RE: "I have a very low boredom threshold. And I love science fiction. However, in years past, nothing I read seemed to deliver the sort of high-explosive thriller-driven adventure I was looking for. So I decided to write my own. I suppose one way of looking at it is that if the work of Iain M. Banks (of whom I’m a great fan) is categorized as Space Opera, then my work would be classed as Space Opera – The Punk Remix. So, a sprawling canvas of interesting yet volatile characters, exotic war-torn alien locations held together with fast action, guns, chases, fights and battles, clever plot twists and a liberal pepper sprinkling of black comedy. Dune crossed with Jonny Rotten. Disney merged with The Clash. Doctor Who on heroin. Buffy, when she’s grown up and become a hooker. Hell, Star Wars with rag doll corpses and the Sith being real evil bastards."

So, we're in for some Rock-Hard Military Sci-Fi, or Punk Space Opera. What does that mean? Damned if I know. It all sounds really edgy!

This is what amazon.com says about the book itself:

Product Description
In a time of post-Singularity and FTL travel, the Helix War has raged across galaxies. When ex-soldier turned privite investigtor [sic], Keenan, takes on a new case, he must overcome his demons and gather together his old military unit, a group who swore they’d never work together again....

The first sentence is reproduced verbatim on the book's back cover. It's the first issue I have with the book, so I'll start there.

In mathematics, a singularity is a point at which an equation "blows up", as Mathworld puts it. Back in the '80s, US professor and author Vernor Vinge coined the idea of a "technological singularity", which meant a point at which the growth of technology reaches such a high rate that we cannot extrapolate the future beyond it from where we are now.

As Remic's novel doesn't seem to provide any alternative meaning for "Singularity", the assumption that a sci-fi reader will make is that the blurb is referring to a technological singularity à la Vinge.

And that's why it's so pointless. If the future beyond a singularity can't be predicted, then it's logically impossible to write a novel set in a time after a singularity. In the same interview, Remic says his "Combat-K" novels are set "a million years into the future". That's a ridiculous number; we, homo sapiens, haven't been around for even close to a million years. A million years in the future is an impossibly long time to make predictions, as is any time beyond a technological singularity. The best you can do is guess, and by the very definition of a singularity, your guess will be based on incomplete data and can't really be accurate.

The blurb on the back cover continues:

Ex-soldier Keenan now works as a private investigator on a planet at the peaceful fringes of the Quad-Gal. Following the brutal death of his family he's run up hefty debts, gained a bad reputation and become a heavy drinker.
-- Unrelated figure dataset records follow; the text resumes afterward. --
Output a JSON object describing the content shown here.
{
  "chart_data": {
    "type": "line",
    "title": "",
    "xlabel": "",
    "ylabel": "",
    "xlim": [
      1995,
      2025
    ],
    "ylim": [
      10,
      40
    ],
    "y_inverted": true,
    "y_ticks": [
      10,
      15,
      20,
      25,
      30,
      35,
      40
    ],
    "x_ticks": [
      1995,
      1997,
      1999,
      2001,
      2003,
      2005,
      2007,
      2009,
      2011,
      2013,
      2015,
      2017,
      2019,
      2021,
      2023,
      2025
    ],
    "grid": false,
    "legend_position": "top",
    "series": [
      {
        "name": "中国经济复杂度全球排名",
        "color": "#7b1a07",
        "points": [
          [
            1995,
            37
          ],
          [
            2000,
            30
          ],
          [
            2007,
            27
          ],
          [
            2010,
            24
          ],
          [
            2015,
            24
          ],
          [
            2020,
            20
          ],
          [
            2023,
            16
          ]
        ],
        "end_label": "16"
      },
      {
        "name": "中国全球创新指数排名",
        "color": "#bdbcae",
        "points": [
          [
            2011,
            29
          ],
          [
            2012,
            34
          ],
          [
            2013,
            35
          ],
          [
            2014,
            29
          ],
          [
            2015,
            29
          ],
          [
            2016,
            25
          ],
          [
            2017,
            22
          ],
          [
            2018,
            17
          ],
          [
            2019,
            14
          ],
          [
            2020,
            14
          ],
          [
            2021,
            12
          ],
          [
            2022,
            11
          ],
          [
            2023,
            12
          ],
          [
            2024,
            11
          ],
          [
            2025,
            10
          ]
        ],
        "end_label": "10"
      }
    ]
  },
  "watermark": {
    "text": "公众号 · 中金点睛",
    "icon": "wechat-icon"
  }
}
So it's a post-Singularity novel featuring an alcoholic private dick? Some singularity.

**

So we have a book called War Machine, with half of U2 on the cover, billed as "rock-hard military science fiction". It's set in the pointless contradiction that is a "post-Singularity" future where there are alcoholic private investigators. The author poses with chainsaws, describes himself like a 12-year-old and hates book reviews.

All this, and I haven't even started reading yet.